Cobalt-Catalyzed Asymmetric Reductive Coupling of Isocyanates with Tertiary Alkyl Halides for Sterically Bulky Chiral Amide Synthesis.

The ubiquity of amide bonds in pharmaceuticals, agrochemicals, natural products, and peptides underscores the enduring demand for efficient amide synthesis in organic chemistry. Nevertheless, the facile construction of sterically congested chiral amides bearing α-quaternary stereogenic centers remains a formidable synthetic challenge. Herein, we report a catalytic reductive addition strategy that leverages readily accessible and stable isocyanates for stereoselective carbon-carbon bond formation. Enabled by earth-abundant chiral cobalt catalysis, this method achieves the enantioconvergent amidation of racemic tertiary alkyl halides, delivering α-tetrasubstituted amides with sterically demanding quaternary stereocenters.
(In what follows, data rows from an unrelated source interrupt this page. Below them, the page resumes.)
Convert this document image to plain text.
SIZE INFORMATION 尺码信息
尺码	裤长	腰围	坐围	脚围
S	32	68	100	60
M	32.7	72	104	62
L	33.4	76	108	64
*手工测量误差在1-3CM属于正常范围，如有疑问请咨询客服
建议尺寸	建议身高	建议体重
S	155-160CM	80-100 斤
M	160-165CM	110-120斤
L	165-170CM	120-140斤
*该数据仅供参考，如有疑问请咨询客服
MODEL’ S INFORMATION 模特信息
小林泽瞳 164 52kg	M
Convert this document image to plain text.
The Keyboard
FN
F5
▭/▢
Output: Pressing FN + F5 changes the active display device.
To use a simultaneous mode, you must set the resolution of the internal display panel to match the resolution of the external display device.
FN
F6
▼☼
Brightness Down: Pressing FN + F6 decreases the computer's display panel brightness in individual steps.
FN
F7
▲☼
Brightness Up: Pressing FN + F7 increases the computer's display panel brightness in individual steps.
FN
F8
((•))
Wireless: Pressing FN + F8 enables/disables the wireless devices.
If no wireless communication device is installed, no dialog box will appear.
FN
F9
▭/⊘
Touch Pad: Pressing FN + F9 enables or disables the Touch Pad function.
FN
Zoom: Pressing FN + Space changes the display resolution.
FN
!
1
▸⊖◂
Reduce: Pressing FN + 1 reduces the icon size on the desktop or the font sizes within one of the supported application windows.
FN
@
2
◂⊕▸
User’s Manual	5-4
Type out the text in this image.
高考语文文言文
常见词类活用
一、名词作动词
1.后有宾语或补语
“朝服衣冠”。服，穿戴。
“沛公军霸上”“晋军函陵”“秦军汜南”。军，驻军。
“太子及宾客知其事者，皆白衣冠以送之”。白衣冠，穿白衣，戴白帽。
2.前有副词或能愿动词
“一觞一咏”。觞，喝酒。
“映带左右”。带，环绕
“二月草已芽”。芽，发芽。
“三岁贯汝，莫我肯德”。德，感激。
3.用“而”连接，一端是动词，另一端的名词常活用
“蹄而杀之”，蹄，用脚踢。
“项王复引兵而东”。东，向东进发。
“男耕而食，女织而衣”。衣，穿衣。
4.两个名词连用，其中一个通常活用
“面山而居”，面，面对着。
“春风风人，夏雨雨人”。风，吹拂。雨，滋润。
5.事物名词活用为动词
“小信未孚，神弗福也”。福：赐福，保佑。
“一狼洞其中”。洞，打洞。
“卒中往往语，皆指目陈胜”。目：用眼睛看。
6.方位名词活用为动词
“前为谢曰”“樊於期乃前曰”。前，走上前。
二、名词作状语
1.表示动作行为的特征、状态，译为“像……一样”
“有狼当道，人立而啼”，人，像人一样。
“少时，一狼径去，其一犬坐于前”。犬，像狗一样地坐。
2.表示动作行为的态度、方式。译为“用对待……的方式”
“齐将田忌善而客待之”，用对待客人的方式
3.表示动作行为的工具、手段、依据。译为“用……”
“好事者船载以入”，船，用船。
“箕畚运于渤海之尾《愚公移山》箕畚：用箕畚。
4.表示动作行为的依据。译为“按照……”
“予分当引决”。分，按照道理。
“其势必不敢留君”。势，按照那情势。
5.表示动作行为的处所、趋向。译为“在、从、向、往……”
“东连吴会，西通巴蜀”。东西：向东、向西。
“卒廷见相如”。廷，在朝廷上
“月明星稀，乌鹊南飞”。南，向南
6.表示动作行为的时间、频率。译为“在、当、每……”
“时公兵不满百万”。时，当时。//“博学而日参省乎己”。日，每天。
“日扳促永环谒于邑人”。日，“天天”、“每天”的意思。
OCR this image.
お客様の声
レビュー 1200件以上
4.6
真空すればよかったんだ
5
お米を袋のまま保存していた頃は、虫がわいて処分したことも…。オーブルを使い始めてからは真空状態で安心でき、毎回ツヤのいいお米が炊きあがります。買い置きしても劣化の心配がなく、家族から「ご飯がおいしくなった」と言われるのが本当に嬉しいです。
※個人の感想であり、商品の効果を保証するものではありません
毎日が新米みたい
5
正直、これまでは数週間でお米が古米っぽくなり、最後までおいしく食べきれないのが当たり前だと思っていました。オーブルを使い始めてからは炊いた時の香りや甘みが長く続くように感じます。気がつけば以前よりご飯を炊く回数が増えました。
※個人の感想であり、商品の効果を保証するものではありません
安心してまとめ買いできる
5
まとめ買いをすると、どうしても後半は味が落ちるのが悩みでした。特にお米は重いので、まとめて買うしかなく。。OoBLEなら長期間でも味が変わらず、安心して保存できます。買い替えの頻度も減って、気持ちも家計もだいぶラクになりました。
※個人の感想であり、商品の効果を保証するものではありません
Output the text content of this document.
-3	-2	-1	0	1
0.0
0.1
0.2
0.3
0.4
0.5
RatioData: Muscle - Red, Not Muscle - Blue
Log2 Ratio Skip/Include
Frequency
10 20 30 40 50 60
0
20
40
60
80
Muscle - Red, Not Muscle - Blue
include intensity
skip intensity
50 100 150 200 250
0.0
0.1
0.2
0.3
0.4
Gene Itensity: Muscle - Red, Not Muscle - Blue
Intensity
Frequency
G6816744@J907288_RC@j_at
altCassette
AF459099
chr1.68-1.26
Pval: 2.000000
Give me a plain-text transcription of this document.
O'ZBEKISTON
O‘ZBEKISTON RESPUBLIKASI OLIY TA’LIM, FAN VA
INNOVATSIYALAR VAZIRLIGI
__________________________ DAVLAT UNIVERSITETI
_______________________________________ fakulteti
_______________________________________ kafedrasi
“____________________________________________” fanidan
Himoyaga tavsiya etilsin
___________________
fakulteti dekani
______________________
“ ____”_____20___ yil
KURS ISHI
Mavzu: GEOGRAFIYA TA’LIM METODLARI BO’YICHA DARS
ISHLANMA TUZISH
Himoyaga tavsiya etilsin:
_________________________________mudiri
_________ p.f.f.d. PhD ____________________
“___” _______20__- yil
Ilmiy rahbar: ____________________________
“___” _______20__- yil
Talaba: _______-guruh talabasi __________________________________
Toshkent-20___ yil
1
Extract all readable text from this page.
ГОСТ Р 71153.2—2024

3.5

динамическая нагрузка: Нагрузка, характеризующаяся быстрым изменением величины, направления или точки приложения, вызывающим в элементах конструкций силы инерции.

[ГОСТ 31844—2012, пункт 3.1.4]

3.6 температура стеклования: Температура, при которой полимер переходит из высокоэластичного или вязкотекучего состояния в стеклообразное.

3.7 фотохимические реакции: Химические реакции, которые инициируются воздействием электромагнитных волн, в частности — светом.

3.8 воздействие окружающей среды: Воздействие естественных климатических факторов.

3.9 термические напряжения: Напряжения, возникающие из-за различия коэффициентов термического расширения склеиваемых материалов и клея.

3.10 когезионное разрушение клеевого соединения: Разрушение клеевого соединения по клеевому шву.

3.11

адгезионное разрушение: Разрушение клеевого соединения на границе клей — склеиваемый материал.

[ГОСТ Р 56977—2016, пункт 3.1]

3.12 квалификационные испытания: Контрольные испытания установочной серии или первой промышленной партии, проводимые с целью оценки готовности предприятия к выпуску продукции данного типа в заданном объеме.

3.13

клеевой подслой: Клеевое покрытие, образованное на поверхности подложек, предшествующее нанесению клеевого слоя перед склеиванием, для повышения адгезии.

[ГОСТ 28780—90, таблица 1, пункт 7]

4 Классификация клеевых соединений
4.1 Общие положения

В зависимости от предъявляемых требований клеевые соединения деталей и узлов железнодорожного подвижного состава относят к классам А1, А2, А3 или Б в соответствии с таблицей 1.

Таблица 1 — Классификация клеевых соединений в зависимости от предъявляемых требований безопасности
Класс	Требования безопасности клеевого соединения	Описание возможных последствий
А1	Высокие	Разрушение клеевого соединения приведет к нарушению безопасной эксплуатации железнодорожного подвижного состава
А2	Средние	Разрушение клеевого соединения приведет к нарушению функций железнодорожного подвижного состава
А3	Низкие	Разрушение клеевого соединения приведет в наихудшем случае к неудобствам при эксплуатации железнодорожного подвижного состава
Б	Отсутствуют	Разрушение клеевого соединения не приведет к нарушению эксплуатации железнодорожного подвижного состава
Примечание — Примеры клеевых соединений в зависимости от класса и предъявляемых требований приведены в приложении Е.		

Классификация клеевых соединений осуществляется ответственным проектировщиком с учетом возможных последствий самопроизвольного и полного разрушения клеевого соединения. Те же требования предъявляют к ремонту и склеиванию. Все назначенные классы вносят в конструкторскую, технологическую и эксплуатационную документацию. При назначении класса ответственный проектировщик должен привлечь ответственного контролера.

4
By circumventing the use of organometallic reagents, this unprecedented enantioselective alkylative reductive addition accommodates a broad substrate scope, including structurally diverse isocyanates and α-chloro tertiary amides, while achieving exceptional enantioselectivity (up to 99% ee). Preliminary mechanistic studies demonstrate a radical addition mechanism that is operative in this reductive amidation process.